Lecture: Randomised Trials and Other Evidence
- To know the strengths and weaknesses of different study designs, and choose the most appropriate to answer specific questions.
- To know the reasons for randomisation and blindness in trials.
- To distinguish intention-to-treat and on-treatment analyses.
- To appreciate the superiority of crossover trials when feasible.
- To recognise that P<5% is statistically significant only when testing a prior hypothesis.
- To know that different causes of a disease usually interact multiplicatively.
Lecture: Coronary Heart Disease and Stroke
- Know the risk of IHD and stroke in the UK now and why IHD mortality increased and then decreased over the past century.
- Recognise the important modifiable and non-modifiable risk factors.
- Understand the relationship with serum cholesterol and blood pressure, and which risk factors make good screening tests.
- Understand the basis for a healthy diet preventing future IHD and stroke.
- Know the important drugs used to prevent IHD and stroke, their efficacy alone and in combination, and the polypill concept.
- Understand the clinical management of acute myocardial infarction and acute ischaemic stroke in an epidemiological context.
Lecture: Smoking
Lecture: Accidents and Suicide
- To appreciate that suicide is often impulsive (spur of the moment) and can be prevented by removing the means.

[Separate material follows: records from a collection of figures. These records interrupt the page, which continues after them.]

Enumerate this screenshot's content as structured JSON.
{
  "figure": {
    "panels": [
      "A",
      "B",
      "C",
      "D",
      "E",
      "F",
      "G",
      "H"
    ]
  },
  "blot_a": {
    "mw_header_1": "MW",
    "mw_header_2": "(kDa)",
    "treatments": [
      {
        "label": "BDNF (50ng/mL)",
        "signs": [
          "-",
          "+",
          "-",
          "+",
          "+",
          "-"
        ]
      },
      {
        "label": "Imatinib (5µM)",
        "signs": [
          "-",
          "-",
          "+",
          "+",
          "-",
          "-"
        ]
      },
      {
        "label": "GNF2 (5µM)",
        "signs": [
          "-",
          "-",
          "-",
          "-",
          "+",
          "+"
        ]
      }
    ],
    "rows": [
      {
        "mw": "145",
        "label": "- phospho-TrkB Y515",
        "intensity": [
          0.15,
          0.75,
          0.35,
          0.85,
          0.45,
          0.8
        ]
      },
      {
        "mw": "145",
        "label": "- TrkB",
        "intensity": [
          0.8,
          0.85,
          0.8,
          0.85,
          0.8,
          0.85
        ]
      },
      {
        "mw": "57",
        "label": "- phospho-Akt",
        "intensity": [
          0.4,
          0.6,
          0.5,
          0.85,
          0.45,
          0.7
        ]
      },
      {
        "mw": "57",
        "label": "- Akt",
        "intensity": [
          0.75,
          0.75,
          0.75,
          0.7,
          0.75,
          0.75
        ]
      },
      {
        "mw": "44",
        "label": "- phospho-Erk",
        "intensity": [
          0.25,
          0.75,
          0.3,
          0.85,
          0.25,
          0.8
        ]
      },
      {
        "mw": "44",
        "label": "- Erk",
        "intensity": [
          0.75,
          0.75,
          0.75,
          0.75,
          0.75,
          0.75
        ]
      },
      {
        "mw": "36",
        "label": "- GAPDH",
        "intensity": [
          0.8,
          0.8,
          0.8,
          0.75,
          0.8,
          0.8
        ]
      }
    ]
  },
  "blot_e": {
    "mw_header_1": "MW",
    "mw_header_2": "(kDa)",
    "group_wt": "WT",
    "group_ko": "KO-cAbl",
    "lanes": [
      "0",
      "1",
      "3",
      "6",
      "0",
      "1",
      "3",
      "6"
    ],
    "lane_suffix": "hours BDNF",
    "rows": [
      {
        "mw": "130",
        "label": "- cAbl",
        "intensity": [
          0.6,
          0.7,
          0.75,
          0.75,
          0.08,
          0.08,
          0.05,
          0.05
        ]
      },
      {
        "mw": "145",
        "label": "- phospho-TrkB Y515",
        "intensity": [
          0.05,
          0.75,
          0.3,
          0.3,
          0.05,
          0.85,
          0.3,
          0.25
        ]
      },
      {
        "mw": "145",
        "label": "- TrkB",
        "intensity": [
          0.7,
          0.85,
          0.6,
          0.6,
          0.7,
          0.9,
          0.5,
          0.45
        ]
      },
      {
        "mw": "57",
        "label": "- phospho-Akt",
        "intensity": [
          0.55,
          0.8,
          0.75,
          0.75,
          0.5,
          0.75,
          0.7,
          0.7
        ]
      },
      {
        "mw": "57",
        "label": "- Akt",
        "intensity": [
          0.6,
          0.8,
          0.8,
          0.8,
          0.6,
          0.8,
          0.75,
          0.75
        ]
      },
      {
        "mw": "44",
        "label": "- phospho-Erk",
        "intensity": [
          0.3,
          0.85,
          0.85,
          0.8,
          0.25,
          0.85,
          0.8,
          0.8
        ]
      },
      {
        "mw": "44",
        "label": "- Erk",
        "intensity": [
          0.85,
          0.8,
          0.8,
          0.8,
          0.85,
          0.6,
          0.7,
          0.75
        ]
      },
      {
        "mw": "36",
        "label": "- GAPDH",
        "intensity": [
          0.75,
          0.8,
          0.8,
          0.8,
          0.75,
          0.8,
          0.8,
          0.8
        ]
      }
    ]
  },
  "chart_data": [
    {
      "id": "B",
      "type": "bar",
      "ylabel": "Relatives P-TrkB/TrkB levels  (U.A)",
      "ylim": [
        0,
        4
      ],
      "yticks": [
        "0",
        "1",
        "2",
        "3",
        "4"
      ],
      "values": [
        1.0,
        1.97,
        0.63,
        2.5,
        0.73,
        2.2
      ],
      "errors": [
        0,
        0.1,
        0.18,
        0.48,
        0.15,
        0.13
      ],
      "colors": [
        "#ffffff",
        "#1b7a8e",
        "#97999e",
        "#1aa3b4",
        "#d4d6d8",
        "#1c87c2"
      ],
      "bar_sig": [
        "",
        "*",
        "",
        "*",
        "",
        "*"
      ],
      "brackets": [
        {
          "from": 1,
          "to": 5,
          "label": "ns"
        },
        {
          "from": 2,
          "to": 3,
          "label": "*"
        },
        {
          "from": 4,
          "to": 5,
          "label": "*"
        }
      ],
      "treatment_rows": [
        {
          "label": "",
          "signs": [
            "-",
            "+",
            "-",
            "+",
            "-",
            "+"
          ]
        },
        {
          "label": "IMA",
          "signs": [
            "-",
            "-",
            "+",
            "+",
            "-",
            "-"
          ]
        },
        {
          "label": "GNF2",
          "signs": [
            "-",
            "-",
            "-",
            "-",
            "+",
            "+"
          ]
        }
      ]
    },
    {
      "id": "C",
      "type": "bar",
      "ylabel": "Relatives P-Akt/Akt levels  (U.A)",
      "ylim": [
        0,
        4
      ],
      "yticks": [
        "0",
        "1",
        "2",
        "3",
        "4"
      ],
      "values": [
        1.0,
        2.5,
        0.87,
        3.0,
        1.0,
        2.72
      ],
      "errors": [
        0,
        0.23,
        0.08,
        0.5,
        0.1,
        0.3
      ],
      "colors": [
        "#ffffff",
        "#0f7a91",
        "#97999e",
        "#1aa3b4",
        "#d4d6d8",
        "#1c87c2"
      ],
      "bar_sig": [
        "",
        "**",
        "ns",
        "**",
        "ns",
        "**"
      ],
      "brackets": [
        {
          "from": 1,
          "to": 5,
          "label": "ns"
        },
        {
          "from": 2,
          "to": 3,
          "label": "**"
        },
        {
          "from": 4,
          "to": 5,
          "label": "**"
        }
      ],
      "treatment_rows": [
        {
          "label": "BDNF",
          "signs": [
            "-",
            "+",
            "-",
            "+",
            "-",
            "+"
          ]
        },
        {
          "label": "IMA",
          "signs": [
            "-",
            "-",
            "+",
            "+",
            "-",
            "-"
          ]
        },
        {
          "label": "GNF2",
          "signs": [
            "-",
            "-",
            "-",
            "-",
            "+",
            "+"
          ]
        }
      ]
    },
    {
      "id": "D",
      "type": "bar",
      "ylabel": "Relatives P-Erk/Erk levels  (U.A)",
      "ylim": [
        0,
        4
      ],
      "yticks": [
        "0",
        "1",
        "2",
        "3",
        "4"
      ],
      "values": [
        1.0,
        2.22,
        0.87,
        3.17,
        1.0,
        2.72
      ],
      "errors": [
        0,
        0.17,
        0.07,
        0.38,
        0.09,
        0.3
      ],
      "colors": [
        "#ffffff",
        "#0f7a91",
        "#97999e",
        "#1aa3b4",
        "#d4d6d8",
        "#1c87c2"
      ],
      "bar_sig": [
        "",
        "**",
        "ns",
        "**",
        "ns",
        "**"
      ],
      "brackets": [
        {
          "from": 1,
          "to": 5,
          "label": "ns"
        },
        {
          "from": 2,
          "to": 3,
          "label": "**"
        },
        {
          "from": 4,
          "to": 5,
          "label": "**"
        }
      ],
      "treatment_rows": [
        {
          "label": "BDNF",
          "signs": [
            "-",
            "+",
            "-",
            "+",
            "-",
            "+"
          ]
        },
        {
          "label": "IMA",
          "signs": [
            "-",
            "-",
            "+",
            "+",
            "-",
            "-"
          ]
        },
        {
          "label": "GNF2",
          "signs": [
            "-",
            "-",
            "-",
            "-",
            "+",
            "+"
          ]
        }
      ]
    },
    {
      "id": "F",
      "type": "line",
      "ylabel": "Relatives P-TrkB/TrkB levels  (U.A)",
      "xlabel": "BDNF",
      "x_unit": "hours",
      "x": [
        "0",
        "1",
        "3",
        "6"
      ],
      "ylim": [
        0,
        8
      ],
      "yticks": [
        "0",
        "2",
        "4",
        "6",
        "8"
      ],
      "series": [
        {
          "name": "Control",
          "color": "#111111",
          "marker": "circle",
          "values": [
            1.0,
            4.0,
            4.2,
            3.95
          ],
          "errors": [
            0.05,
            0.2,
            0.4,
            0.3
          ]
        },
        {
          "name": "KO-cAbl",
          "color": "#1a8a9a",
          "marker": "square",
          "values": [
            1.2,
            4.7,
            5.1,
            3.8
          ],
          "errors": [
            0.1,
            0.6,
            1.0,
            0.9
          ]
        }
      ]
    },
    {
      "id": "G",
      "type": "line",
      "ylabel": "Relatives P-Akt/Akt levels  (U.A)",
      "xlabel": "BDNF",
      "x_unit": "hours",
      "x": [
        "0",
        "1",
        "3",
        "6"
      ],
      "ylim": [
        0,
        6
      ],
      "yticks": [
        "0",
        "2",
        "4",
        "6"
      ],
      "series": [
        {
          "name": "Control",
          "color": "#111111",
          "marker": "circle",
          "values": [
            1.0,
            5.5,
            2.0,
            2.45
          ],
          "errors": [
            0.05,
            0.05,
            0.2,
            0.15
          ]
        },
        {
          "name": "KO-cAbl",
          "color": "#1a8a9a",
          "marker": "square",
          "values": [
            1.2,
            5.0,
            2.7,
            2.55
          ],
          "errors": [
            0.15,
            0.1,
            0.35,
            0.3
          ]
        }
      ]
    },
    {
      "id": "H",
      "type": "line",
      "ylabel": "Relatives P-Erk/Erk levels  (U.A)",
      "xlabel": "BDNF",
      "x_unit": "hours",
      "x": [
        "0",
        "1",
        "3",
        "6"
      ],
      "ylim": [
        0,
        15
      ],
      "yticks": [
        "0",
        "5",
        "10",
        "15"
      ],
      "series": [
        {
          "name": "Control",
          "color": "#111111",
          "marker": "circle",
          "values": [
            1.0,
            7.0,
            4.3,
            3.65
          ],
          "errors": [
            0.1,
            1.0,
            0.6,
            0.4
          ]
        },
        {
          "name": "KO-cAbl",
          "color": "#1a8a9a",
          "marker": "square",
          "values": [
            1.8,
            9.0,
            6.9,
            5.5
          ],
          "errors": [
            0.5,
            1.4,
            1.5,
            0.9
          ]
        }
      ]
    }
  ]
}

- To appreciate that death and disease are often better prevented by "changing the environment" rather than telling people not to do things.
- To recognise the high morbidity associated with hip fracture and the ways of preventing it.
Lecture: Obesity & Diabetes
Lecture: How to Destroy Your Liver
- Know that the two major liver killers are alcohol consumption and the Hepatitis C virus.
- Understand how to calculate alcohol units.
- Know the different types of public health interventions.
- Know that the two major liver killers can be eliminated by public health interventions but that there are political challenges.
Lecture: Antenatal Screening
- Describe the factors affecting the risk of having a baby with Down's syndrome.
- State the major health complications associated with Down's syndrome.
- Know the antenatal screening programmes available in the UK and elsewhere.
- Describe a Multiple of the Median (MoM), how it is calculated and why it is useful in screening for Down's syndrome.
- Be able to explain a screening test to a woman considering the test.
- Explain why certain family origin groups are at greater risk of developing blood disorders such as sickle cell anaemia.
Lecture: Congenital Malformations
Lecture: Oral Health
- Know that the major dental diseases of caries (tooth decay); periodontal disease (gum and supporting bone); oral cancer are, in the main, preventable chronic conditions.
- Know that (oral) health depends on controlling consumption of free sugars, tobacco & alcohol by having a healthy diet, brushing twice daily with fluoridated toothpaste, not smoking.
- Understand that material and social deprivation are significantly associated with poor oral health, access and uptake of dental services; children and the elderly are at the forefront of disadvantage.